Claude Giroux arrived in Philadelphia with little fanfare as a member of the 2006 NHL Entry Draft. When then-GM Bobby Clarke stepped to the podium to announce him as the team’s selection with the 22nd pick, he famously forgot his name. After being drafted, Giroux dominated the QMJHL to the tune of 112 points, and then managed 106 points for an encore in the following season before scoring six points in 7 games at the World Junior Hockey Championships. Giroux made the jump to the American Hockey League in the 2008-2009 season, scoring 34 points in 33 games, and then, 27 points in 42 games with the big boys of Philly that same season. Since, he’s been steadily improving in the NHL.

Two things make Claude Giroux a special player. First, he tends to get better as the stakes get higher–look no further than at his 21 points in 23 postseason during Philadelphia’s 2009-2010 postseason run when he was still just a 22-year-old with 124 games of experience in the NHL. But before making the Stanley Cup finals with Michael Leighton between the pipes, Philadelphia had waited until the 82nd game to qualify for the postseason with a 2-1 shootout win over the New York Rangers where, fittingly, Giroux scored the winning goal. (Also of note is that Richards missed his own attempt.) And of course he scored, because Giroux is one the most lethal players on a breakaway in the entire league.

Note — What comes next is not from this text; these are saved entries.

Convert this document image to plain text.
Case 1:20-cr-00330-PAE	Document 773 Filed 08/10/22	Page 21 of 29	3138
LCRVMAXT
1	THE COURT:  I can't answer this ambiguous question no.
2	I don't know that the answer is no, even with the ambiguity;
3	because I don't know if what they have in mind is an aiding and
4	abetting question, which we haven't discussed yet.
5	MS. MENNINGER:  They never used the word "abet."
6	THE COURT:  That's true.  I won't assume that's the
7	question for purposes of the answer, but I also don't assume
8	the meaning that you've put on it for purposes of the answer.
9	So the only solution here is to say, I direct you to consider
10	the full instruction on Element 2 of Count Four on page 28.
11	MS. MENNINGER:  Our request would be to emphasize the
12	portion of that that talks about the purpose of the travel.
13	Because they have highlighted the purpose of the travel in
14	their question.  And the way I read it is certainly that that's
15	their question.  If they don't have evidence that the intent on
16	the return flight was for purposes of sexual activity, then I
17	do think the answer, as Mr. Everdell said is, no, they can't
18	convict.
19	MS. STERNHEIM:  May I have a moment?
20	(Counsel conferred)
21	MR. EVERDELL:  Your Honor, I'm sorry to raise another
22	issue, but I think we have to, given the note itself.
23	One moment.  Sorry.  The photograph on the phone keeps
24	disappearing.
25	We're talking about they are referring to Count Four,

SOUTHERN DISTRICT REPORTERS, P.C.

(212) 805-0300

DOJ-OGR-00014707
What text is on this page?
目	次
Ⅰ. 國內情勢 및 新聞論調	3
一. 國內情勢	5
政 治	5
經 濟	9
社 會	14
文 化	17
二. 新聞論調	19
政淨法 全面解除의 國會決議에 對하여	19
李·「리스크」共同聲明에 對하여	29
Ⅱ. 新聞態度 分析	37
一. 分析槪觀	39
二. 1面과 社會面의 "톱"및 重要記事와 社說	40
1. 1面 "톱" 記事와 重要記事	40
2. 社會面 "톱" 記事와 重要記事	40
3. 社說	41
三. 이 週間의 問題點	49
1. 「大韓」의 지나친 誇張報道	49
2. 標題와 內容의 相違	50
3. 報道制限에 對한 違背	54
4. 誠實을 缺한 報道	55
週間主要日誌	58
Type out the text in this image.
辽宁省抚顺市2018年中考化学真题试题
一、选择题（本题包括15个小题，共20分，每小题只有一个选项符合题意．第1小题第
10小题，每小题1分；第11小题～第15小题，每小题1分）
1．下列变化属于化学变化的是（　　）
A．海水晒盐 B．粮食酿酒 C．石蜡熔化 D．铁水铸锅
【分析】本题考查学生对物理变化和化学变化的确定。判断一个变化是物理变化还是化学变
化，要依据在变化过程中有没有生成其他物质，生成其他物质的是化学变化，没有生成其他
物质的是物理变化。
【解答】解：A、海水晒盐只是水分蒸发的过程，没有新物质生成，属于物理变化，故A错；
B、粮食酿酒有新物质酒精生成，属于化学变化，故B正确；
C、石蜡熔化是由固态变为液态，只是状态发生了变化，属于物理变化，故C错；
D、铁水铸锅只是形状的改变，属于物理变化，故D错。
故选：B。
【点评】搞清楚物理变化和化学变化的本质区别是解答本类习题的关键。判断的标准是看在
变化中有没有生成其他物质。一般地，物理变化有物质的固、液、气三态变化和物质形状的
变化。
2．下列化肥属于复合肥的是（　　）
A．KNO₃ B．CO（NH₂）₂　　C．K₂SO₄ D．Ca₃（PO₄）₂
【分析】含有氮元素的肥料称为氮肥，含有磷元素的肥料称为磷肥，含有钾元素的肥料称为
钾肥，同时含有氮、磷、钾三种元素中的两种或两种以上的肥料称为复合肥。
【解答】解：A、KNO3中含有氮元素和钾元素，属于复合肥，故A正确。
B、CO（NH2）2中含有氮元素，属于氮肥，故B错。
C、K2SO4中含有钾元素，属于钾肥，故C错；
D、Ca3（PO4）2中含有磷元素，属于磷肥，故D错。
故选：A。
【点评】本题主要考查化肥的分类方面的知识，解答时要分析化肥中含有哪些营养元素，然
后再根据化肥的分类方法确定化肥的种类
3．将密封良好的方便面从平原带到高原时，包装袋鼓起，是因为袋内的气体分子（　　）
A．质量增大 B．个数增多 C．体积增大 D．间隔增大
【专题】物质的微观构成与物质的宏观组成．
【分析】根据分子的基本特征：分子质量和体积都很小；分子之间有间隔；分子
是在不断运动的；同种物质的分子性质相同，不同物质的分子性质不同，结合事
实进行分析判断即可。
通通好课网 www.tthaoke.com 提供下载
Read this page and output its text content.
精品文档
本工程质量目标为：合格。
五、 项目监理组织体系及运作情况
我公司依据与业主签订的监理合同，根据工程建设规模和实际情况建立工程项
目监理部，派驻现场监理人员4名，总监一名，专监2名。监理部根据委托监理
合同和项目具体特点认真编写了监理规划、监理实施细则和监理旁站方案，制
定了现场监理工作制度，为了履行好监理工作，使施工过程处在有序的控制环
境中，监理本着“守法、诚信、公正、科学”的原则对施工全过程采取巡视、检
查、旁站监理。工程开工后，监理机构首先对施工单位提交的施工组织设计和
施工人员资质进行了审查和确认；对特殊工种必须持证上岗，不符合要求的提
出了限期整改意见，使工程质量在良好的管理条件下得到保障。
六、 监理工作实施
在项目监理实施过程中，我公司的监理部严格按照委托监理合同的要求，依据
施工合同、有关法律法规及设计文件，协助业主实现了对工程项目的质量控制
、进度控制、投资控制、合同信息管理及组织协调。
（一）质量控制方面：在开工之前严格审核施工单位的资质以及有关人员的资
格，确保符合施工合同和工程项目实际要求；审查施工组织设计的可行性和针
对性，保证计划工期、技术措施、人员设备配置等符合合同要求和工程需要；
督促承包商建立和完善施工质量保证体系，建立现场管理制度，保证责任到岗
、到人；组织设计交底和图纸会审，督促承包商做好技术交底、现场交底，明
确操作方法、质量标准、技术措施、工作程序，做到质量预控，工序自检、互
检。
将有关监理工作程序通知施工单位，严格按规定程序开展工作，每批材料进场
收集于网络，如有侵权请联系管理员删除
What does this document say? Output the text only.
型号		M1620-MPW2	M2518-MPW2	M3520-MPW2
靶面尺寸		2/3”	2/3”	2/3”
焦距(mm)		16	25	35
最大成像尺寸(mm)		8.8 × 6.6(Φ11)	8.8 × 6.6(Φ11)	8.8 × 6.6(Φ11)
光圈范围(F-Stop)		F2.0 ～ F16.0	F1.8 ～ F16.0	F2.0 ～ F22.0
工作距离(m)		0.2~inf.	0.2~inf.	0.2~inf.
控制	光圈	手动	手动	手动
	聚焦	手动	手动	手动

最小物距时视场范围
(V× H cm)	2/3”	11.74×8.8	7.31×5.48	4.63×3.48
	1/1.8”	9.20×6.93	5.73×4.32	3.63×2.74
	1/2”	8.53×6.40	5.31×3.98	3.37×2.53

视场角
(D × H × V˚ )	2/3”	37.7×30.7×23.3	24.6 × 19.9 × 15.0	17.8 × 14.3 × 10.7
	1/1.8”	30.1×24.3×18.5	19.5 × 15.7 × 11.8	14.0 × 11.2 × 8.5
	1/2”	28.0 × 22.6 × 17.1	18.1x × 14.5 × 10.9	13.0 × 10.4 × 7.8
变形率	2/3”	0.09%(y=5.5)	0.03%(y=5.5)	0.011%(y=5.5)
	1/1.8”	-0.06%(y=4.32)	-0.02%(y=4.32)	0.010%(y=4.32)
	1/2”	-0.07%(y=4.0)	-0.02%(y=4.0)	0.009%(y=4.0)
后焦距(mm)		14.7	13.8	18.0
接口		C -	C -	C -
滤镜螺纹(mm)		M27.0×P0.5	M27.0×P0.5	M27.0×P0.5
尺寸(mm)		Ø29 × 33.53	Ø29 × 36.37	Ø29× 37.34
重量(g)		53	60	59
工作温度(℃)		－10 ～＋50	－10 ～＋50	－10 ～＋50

Giroux is also special because he controls the flow of the game like only the Evgeni Malkins, the Pavel Datsyuks, and the Sidney Crosbys of the NHL can. It starts at the face-off circle where Giroux was among the league leaders this season with a 53.7 percent success rate–much, much better than Malkin’s 47.5 percent and Stamkos’s 45.5 percent. The young Canadian isn’t overpowering physically, like Malkin is for example, and because of that the easiest way to possess the puck remains to win the face-off–and Giroux does that more often than not. And once Giroux has the puck, he tends to keep it.

Perhaps no player had more on his shoulders than he did entering this season. The team had traded away Carter and Richards and decided to build around him as the cornerstone of a young team with a talented, young and new nucleus. Despite this pressure, Giroux exceeded expectations as he made Jaromir Jagr relevant again and ensured that Scott Hartnell’s next contract will be a fat one. It’s a joy to watch him set up teammates on the powerplay just as much as it is to watch him shut down the opponent’s best players on the penalty kill. There are few things that Giroux doesn’t do well, and better than most, on a hockey rink.

But instead of an all-NHL nod, he gets the EA Sports NHL 13 cover. Call this the Claude Giroux snub.